La question lui a clairement été posée : « Est-il possible que vous ayez oublié de soulever l’arrière de votre camion benne ? Pris dans un “trou noir” depuis six ans, Mathieu Saurel acquiesce. “C’est possible. Ce lundi 28 mars, premier jour de son procès pour homicide et blessures involontaires à La Rochelle, le conducteur du camion-benne Eiffage dont la queue a coupé un bus à Rochefort (Charente-Maritime) le 11 février 2016, a enfin dit ce Tous les experts ont dit : l’accident était le résultat d’une erreur humaine. Cette terrible négligence a coûté la vie à six adolescents et en a blessé deux autres. A la barre du tribunal correctionnel il pleure dès les premiers mots. Mathieu Saurel, 29 ans, en assume l’entière responsabilité. Les mains jointes devant lui, l’accusé tourne le dos à 42 civils qui veulent des réponses. Entre 15 et 18 ans, Florian Audet, Kevin Aulier, Axel Bianchetti, Tanguy Bouteille, Bastien Coupeau et Yoni Havy sont morts dans des conditions épouvantables. L’arrière du camion coupait littéralement le bus en deux à une hauteur d’environ 1,50 mètre, des “images de guerre” dira le conducteur du bus. D’une voix tremblante, Mathieu Saurel raconte ce matin qu’il promettait d’être dur. A 7 heures du matin sur le site Eiffage de Rochefort, il fait le plein et ouvre la porte du coffre, commandée par un système hydraulique pour embarquer du matériel. Il doit rejoindre l’usine d’enrobés de Soubise à une dizaine de kilomètres. Il ne parcourra que 675 mètres.
Concentré sur la route
“J’ai un problème de mémoire, je ne sais pas si je suis passé devant ou derrière le camion pour retourner dans la cabine”, a-t-il expliqué. Le fait est qu’il n’est pas en mesure de dire s’il a fait le tour de son vélo avant de démarrer. “J’ai toujours été très prudent”, promet-il. Ce matin de février, la lumière ne vient que de l’éclairage public, « côté passager. Le mur latéral était donc à l’ombre. Il ne peut pas confirmer qu’il a bien refermé cette plaque métallique de 450 kg. “Mais je le fais toujours, c’est automatique. Entre 07h08 et 07h10, il a croisé deux voitures. Les conducteurs signaleront que la porte du coffre à bagages était ouverte. Oui, mais depuis quand ? La brosse arrière effleure les toits des véhicules, les panneaux de signalisation, mais ne touche rien qui puisse alerter le conducteur. “Je ne peux pas certifier que j’ai vérifié les rétroviseurs. La couleur du mur latéral correspond à la route, il pleuvait, il faisait noir. Oui, je ne l’ai peut-être pas vue. » Mathieu Saurel a eu du mal à s’exprimer au volant, se noyant dans les larmes. Dessin public Alain Paillou / “Sud Ouest” Il était d’autant moins concentré dans ses rétroviseurs que l’avenue Victor-Louis-Bachelar où s’est produit l’accident est étroite. Mathieu Saurel regarde arriver le bus, longeant le trottoir autant qu’il peut. “J’ai ralenti. Mon miroir a heurté un panneau de vélo. Le chauffeur du bus n’avait plus de marge de manœuvre. Et puis ce terrible choc. Ce n’est qu’après s’être retrouvé sur une clôture à 30 mètres que Mathieu Saurel est sorti de son camion et s’en est rendu compte. “Le chauffeur du bus m’a dit que la porte de mon coffre à bagages était ouverte. “J’ai compris ce que j’avais fait”, crie-t-il.

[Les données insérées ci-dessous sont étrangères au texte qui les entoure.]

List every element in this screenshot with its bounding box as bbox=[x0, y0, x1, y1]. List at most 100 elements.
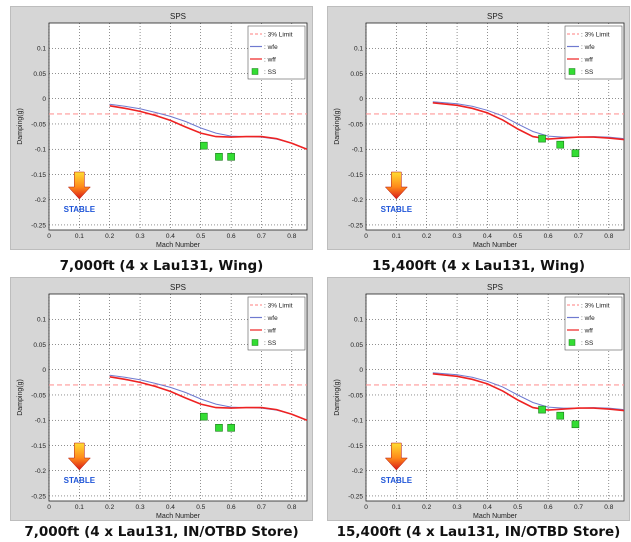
x-tick-label: 0.1 bbox=[75, 233, 84, 240]
y-tick-label: -0.05 bbox=[31, 392, 46, 399]
y-tick-label: 0.05 bbox=[350, 342, 363, 349]
y-tick-label: -0.1 bbox=[352, 147, 364, 154]
x-tick-label: 0.6 bbox=[227, 504, 236, 511]
legend-label: : SS bbox=[581, 69, 594, 76]
chart-title: SPS bbox=[487, 12, 503, 21]
x-tick-label: 0.4 bbox=[166, 504, 175, 511]
x-tick-label: 0.6 bbox=[544, 504, 553, 511]
x-tick-label: 0.2 bbox=[105, 233, 114, 240]
ss-marker bbox=[200, 413, 207, 420]
y-tick-label: -0.15 bbox=[31, 443, 46, 450]
ss-marker bbox=[572, 150, 579, 157]
x-tick-label: 0.4 bbox=[166, 233, 175, 240]
stable-label: STABLE bbox=[381, 205, 413, 214]
y-tick-label: -0.25 bbox=[348, 222, 363, 229]
chart-title: SPS bbox=[170, 283, 186, 292]
legend-label: : 3% Limit bbox=[581, 302, 610, 309]
legend-swatch-ss bbox=[569, 340, 575, 346]
x-tick-label: 0.7 bbox=[574, 504, 583, 511]
x-axis-label: Mach Number bbox=[473, 242, 518, 249]
y-tick-label: 0.1 bbox=[354, 317, 363, 324]
legend: : 3% Limit : wfe : wff : SS bbox=[565, 26, 622, 79]
y-tick-label: 0.1 bbox=[37, 46, 46, 53]
y-tick-label: -0.15 bbox=[348, 443, 363, 450]
stable-label: STABLE bbox=[381, 476, 413, 485]
y-tick-label: -0.05 bbox=[348, 121, 363, 128]
y-tick-label: -0.15 bbox=[31, 172, 46, 179]
x-tick-label: 0.1 bbox=[75, 504, 84, 511]
x-tick-label: 0 bbox=[364, 504, 368, 511]
y-tick-label: -0.05 bbox=[31, 121, 46, 128]
y-tick-label: 0.05 bbox=[33, 71, 46, 78]
y-tick-label: -0.1 bbox=[35, 418, 47, 425]
ss-marker bbox=[228, 153, 235, 160]
y-tick-label: 0.05 bbox=[33, 342, 46, 349]
legend-label: : wff bbox=[264, 56, 276, 63]
x-tick-label: 0.1 bbox=[392, 504, 401, 511]
chart-svg-1: SPS 0 0.1 0.2 0.3 0.4 0.5 0.6 0.7 0.8 0.1 0.05 0 -0.0… bbox=[11, 7, 314, 251]
legend-label: : wfe bbox=[581, 44, 595, 51]
y-axis-label: Damping(g) bbox=[334, 379, 341, 416]
x-tick-label: 0 bbox=[47, 504, 51, 511]
x-tick-label: 0.4 bbox=[483, 504, 492, 511]
x-tick-label: 0.2 bbox=[105, 504, 114, 511]
chart-title: SPS bbox=[170, 12, 186, 21]
ss-marker bbox=[539, 406, 546, 413]
x-tick-label: 0.5 bbox=[513, 504, 522, 511]
chart-panel-1: SPS 0 0.1 0.2 0.3 0.4 0.5 0.6 0.7 0.8 0.1 0.05 0 -0.0… bbox=[10, 6, 313, 250]
ss-marker bbox=[228, 424, 235, 431]
x-axis-label: Mach Number bbox=[473, 513, 518, 520]
chart-title: SPS bbox=[487, 283, 503, 292]
stable-label: STABLE bbox=[64, 205, 96, 214]
legend-label: : wff bbox=[581, 56, 593, 63]
y-axis-label: Damping(g) bbox=[334, 108, 341, 145]
legend-swatch-ss bbox=[569, 69, 575, 75]
legend-label: : wfe bbox=[264, 315, 278, 322]
ss-marker bbox=[215, 424, 222, 431]
x-tick-label: 0.5 bbox=[196, 233, 205, 240]
y-axis-label: Damping(g) bbox=[17, 108, 24, 145]
ss-marker bbox=[557, 412, 564, 419]
legend-label: : wfe bbox=[264, 44, 278, 51]
x-tick-label: 0.4 bbox=[483, 233, 492, 240]
chart-panel-3: SPS 0 0.1 0.2 0.3 0.4 0.5 0.6 0.7 0.8 0.1 0.05 0 -0.0… bbox=[10, 277, 313, 521]
x-tick-label: 0 bbox=[47, 233, 51, 240]
x-tick-label: 0.8 bbox=[287, 504, 296, 511]
y-tick-label: -0.2 bbox=[352, 468, 364, 475]
x-tick-label: 0.8 bbox=[287, 233, 296, 240]
legend: : 3% Limit: wfe: wff: SS bbox=[565, 297, 622, 350]
legend-label: : SS bbox=[581, 340, 594, 347]
x-tick-label: 0.2 bbox=[422, 504, 431, 511]
x-tick-label: 0.3 bbox=[136, 504, 145, 511]
legend-swatch-ss bbox=[252, 69, 258, 75]
x-tick-label: 0.8 bbox=[604, 504, 613, 511]
legend-label: : 3% Limit bbox=[264, 302, 293, 309]
stable-label: STABLE bbox=[64, 476, 96, 485]
x-axis-label: Mach Number bbox=[156, 242, 201, 249]
legend-label: : wfe bbox=[581, 315, 595, 322]
x-tick-label: 0 bbox=[364, 233, 368, 240]
x-tick-label: 0.2 bbox=[422, 233, 431, 240]
ss-marker bbox=[572, 421, 579, 428]
x-tick-label: 0.1 bbox=[392, 233, 401, 240]
y-tick-label: -0.25 bbox=[348, 493, 363, 500]
legend-swatch-ss bbox=[252, 340, 258, 346]
ss-marker bbox=[215, 153, 222, 160]
y-tick-label: -0.2 bbox=[35, 197, 47, 204]
legend-label: : 3% Limit bbox=[581, 31, 610, 38]
chart-caption-1: 7,000ft (4 x Lau131, Wing) bbox=[4, 258, 319, 274]
y-tick-label: -0.25 bbox=[31, 493, 46, 500]
x-tick-label: 0.6 bbox=[227, 233, 236, 240]
ss-marker bbox=[539, 135, 546, 142]
x-tick-label: 0.5 bbox=[196, 504, 205, 511]
y-tick-label: 0 bbox=[42, 96, 46, 103]
y-tick-label: -0.2 bbox=[352, 197, 364, 204]
y-tick-label: -0.1 bbox=[35, 147, 47, 154]
chart-panel-4: SPS 0 0.1 0.2 0.3 0.4 0.5 0.6 0.7 0.8 0.1 0.05 0 -0.0… bbox=[327, 277, 630, 521]
y-tick-label: -0.25 bbox=[31, 222, 46, 229]
chart-caption-3: 7,000ft (4 x Lau131, IN/OTBD Store) bbox=[4, 524, 319, 540]
y-tick-label: 0 bbox=[42, 367, 46, 374]
legend: : 3% Limit: wfe: wff: SS bbox=[248, 26, 305, 79]
chart-caption-4: 15,400ft (4 x Lau131, IN/OTBD Store) bbox=[321, 524, 631, 540]
x-tick-label: 0.3 bbox=[136, 233, 145, 240]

Une ouverture “incroyable” intempestive
Les deux experts entendus hier sont catégoriques : “Le panneau latéral n’a pas pu être ouvert de manière inopinée. S’il y avait un problème avec les rouleaux, il tomberait à 180° et non à 90°. Le camion benne a été contrôlé. Avec plus de 300 000 kilomètres, son état général est “modéré” mais “ce n’est pas ce qui a causé l’accident”. Les freins fonctionnent bien, tout comme le système hydraulique. “Pour ouvrir le hayon pendant la conduite, le conducteur devrait débrayer et activer la commande. C’est incroyable. Selon eux, “sans aucun doute, “le camion est parti avec l’arrière ouvert du chantier Eiffage”. Le 11 février 2016, le bus avait fait un parcours inhabituel. Le pont commercial du port était fermé, un détour menait à l’avenue Victor-Louis-Bachelar et un terrible destin.